一路上,自山海關,到撫寧、永平、豐潤、玉田、薊州、三河、通州,最后直入順天府,同時滿清滅亡的消息也開始在直隸各地迅速蔓延:滿清滅了,大明又贏了!
一時間,整個直隸大地的百姓都歡呼雀躍起來,滿清亡了,老百姓再也不用擔心韃虜的威脅了!
自宣德之后,大明歷年來無不受北方韃虜的威脅,遼闊的大明北方疆域,無論是直隸還是山西山東,都在韃虜的威脅范圍之內。
而宣德之后明朝武力大大衰減,哪怕有成化,有武宗,有萬歷時期三大征,但這些都是短暫的曇花一現。
可天啟朝,卻是實實在在的徹底解決了北方的邊患,無論是漠南草原諸部還是遼東的滿洲女真,再也不是大明的威脅。
這是讓無數受過韃虜侵擾的百姓喜極而泣的好消息。
現如今大明掃蕩漠南蒙古,平遼東,滅安南,下南洋,征東夷,時至今日終于滌蕩所有外敵,讓大明再次達到了極盛時期,疆域、人口、軍事、影響更是遠超永樂。
百姓們怎么能不高興,怎么能不開心?
雖然說年初爆發了皇帝和張相爺的一些沖突,但皇帝陛下不也說了,那只是一些小矛盾嗎?
老百姓深深地相信,只要天啟皇帝和張相爺還在,大明就會繼續繁榮下去,老百姓就有太平的好日子過。
年初那些經濟的動蕩根本說明不了什么,如今一場平滿清的戰事,就刺激的經濟快速復蘇。
這些年新黨打下的底子太好了,短暫的動蕩對如今大明的經濟工業體系來說根本不是問題,只要有一點火星,就足夠大明的經濟復蘇了。
因此百姓對大明充滿希望的,對朝廷是充滿希望的,老百姓相信朱由校說的,會讓百姓過上盛世太平的日子。
所以百姓們自發的進行狂歡,順天府內的百姓白天放起了爆竹,點燃了煙花,各個客棧酒家更是提供酒水讓客人們暢飲。
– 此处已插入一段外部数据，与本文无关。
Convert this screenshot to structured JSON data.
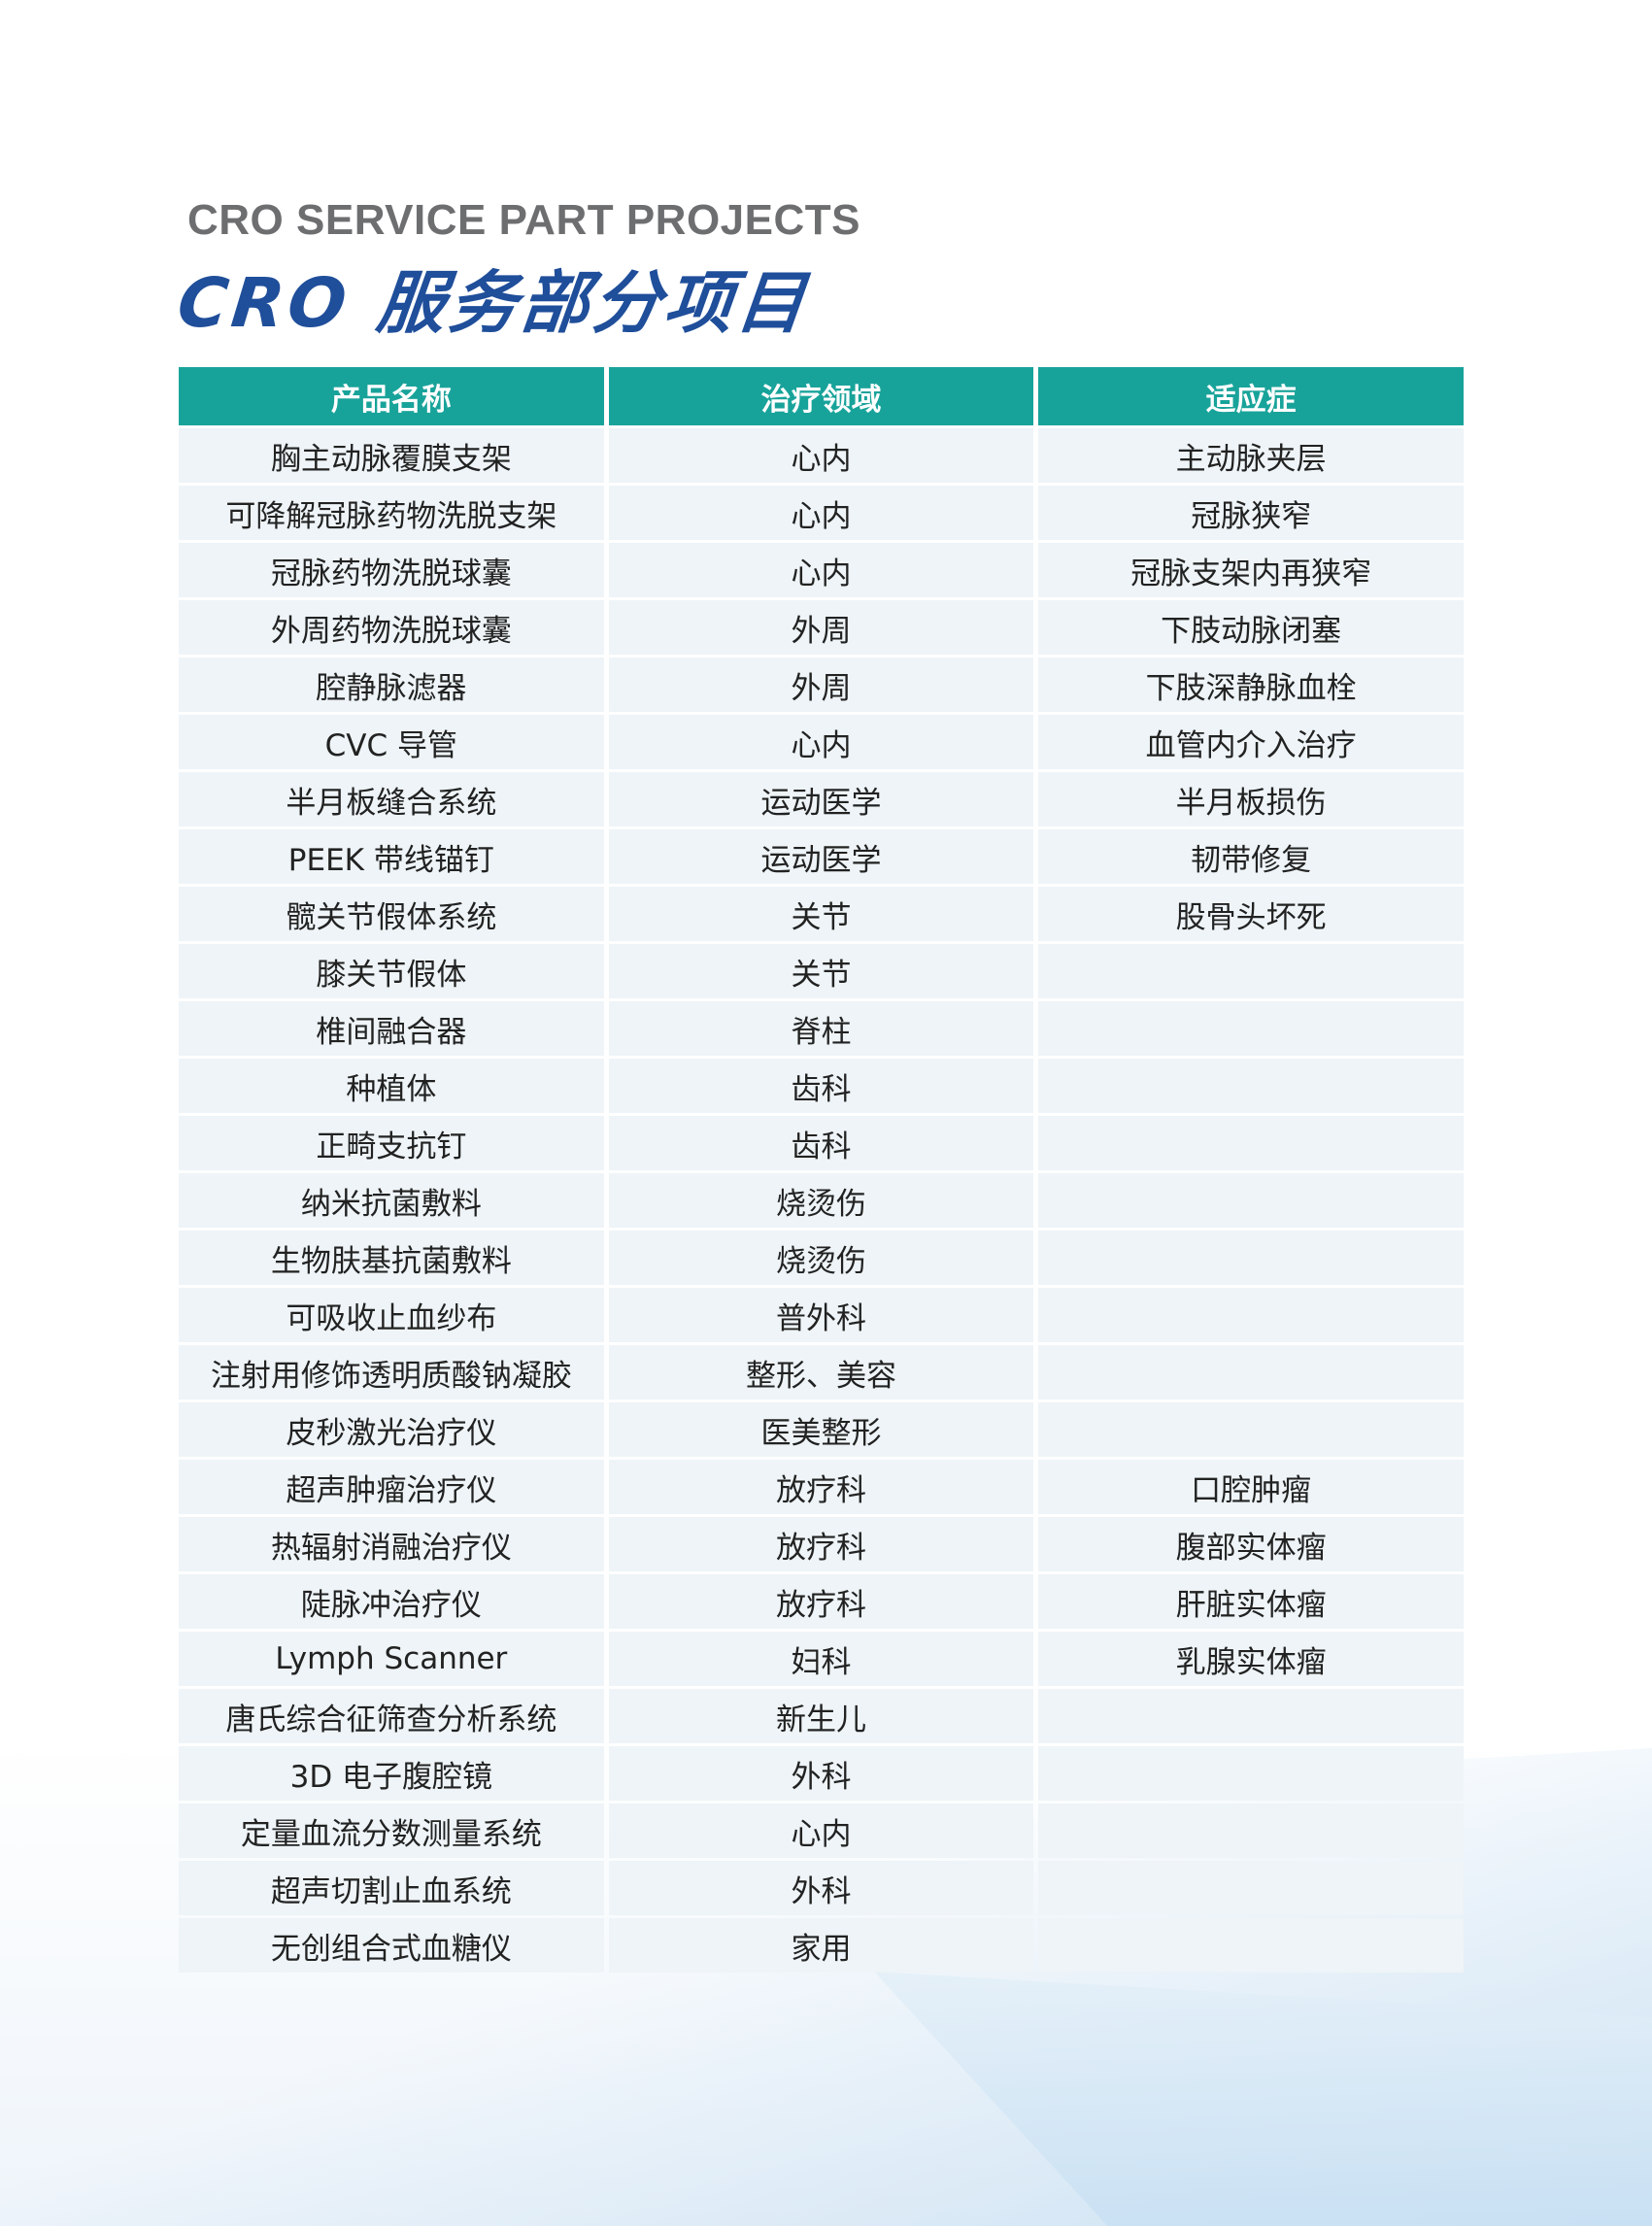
{
  "title_en": "CRO SERVICE PART PROJECTS",
  "title_zh": "CRO 服务部分项目",
  "table": {
    "headers": [
      "产品名称",
      "治疗领域",
      "适应症"
    ],
    "rows": [
      [
        "胸主动脉覆膜支架",
        "心内",
        "主动脉夹层"
      ],
      [
        "可降解冠脉药物洗脱支架",
        "心内",
        "冠脉狭窄"
      ],
      [
        "冠脉药物洗脱球囊",
        "心内",
        "冠脉支架内再狭窄"
      ],
      [
        "外周药物洗脱球囊",
        "外周",
        "下肢动脉闭塞"
      ],
      [
        "腔静脉滤器",
        "外周",
        "下肢深静脉血栓"
      ],
      [
        "CVC 导管",
        "心内",
        "血管内介入治疗"
      ],
      [
        "半月板缝合系统",
        "运动医学",
        "半月板损伤"
      ],
      [
        "PEEK 带线锚钉",
        "运动医学",
        "韧带修复"
      ],
      [
        "髋关节假体系统",
        "关节",
        "股骨头坏死"
      ],
      [
        "膝关节假体",
        "关节",
        ""
      ],
      [
        "椎间融合器",
        "脊柱",
        ""
      ],
      [
        "种植体",
        "齿科",
        ""
      ],
      [
        "正畸支抗钉",
        "齿科",
        ""
      ],
      [
        "纳米抗菌敷料",
        "烧烫伤",
        ""
      ],
      [
        "生物肤基抗菌敷料",
        "烧烫伤",
        ""
      ],
      [
        "可吸收止血纱布",
        "普外科",
        ""
      ],
      [
        "注射用修饰透明质酸钠凝胶",
        "整形、美容",
        ""
      ],
      [
        "皮秒激光治疗仪",
        "医美整形",
        ""
      ],
      [
        "超声肿瘤治疗仪",
        "放疗科",
        "口腔肿瘤"
      ],
      [
        "热辐射消融治疗仪",
        "放疗科",
        "腹部实体瘤"
      ],
      [
        "陡脉冲治疗仪",
        "放疗科",
        "肝脏实体瘤"
      ],
      [
        "Lymph Scanner",
        "妇科",
        "乳腺实体瘤"
      ],
      [
        "唐氏综合征筛查分析系统",
        "新生儿",
        ""
      ],
      [
        "3D 电子腹腔镜",
        "外科",
        ""
      ],
      [
        "定量血流分数测量系统",
        "心内",
        ""
      ],
      [
        "超声切割止血系统",
        "外科",
        ""
      ],
      [
        "无创组合式血糖仪",
        "家用",
        ""
      ]
    ]
  },
  "colors": {
    "header_bg": "#18a39a",
    "title_blue": "#1f4e9a",
    "title_gray": "#6d6e70",
    "cell_bg": "#eef4f7"
  }
}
大明的這場大勝,在老百姓看來足以奠定大明未來至少幾十年的好日子。
京師的百姓們狂歡著慶祝大明的勝利,新黨的官員更是橫掃這些天的郁郁之氣,跟著進行狂歡,甚至主動放出一些消息流言,例如之前皇帝說的要給張相爺封王啊,例如張相爺是大明的鎮國柱石啊...
種種流言傳開來,不明真相的百姓們跟著進行討論,畢竟張好古的功績是實打實擺在這里的,而封王也的確是朱由校親口說出來的。
如今百姓們不明就里跟著鼓噪,就把壓根沒打算給張好古封王的朱由校給架在了火堆上。
于是當報捷的騎士入宮后,朱由校前腳表示“朕心甚慰”,后腳就摔了東西。
一個精致的宮廷珍藏的元青花摔在地上瞬間四分五裂變成一地碎片。
那飛濺的瓷器碎片擦著太監們的頭皮飛過去,而太監們跪在地上深深埋著頭大氣也不敢出一下,朱由校的雷霆之怒,誰也不敢去觸霉頭。
“該死的!該死的!”
“威脅朕,那些逆賊,在威脅朕!”
朱由校很憤怒,他有理由憤怒,他是皇帝,是大明的天子,是九五之尊,是天下最尊貴的人,他的允諾自然可以實現,但怎么實現要看他,而不是被人逼著!
如果皇帝的意志都能被人脅迫,被左右,那這樣的皇帝和傀儡有什么區別?
外面群臣歡慶,百姓狂歡,在朱由校看來就是在挑釁!
朱由校深深的憤怒,同時深深的產生了惶恐。
張好古打贏了,張好古不僅輕而易舉的解決了薊遼軍鎮,還用短短時間就覆滅了滿清。
如今整個遼東地區都在張好古掌控之中了,而張好古手底下還有一支總人數高達三十萬的精銳之師!
若是張好古真的討要王位,朱由校不知道自己會妥協還是怎么樣。
他很討厭這樣的感覺,身為皇帝,身為天下至尊,他竟然連未來都無法把握,連朝堂都掌控不住,他甚至不知道如何去應對張好古。
這樣深深的無力感讓朱由校感覺無比的厭惡,無比的惱怒!
“該死啊!竟然脅迫朕!”
“這天下到底是他們的,還是朕的?!”
“都該死!都該死!”
朱由校氣的整個人都在顫抖,感覺自己額頭的青筋都在直跳。
魏忠賢嚇得連忙上前:“皇爺,皇爺,您可要保重龍體啊,您可千萬不能生氣,您要是氣壞了身子可怎么辦啊!”
“您要是真把身子氣壞了,那不就是隨了那些人的意嗎?皇爺,您可不能氣啊,保重龍體才能和那些人斗啊。”
聽著魏忠賢的話,朱由校勉強壓抑住了怒火:“呼...魏伴伴你說的不差。朕要保證身體,不然朕氣壞了,指不定有多少逆賊奸臣背地里幸災樂禍!”
“朕要心平氣和,朕要鉚足了勁和那些奸臣逆賊斗到底,世宗能壓服滿朝悍臣,朕沒道理做不到!”
“朕的大明正在繁榮昌盛,朕豈能早早氣壞身體?”
自言自語著,朱由校總算是坐了下來,看著跪了滿地的太監,朱由校忽然有些無力的揮了揮手,魏忠賢連忙打手勢讓小太監們打掃干凈。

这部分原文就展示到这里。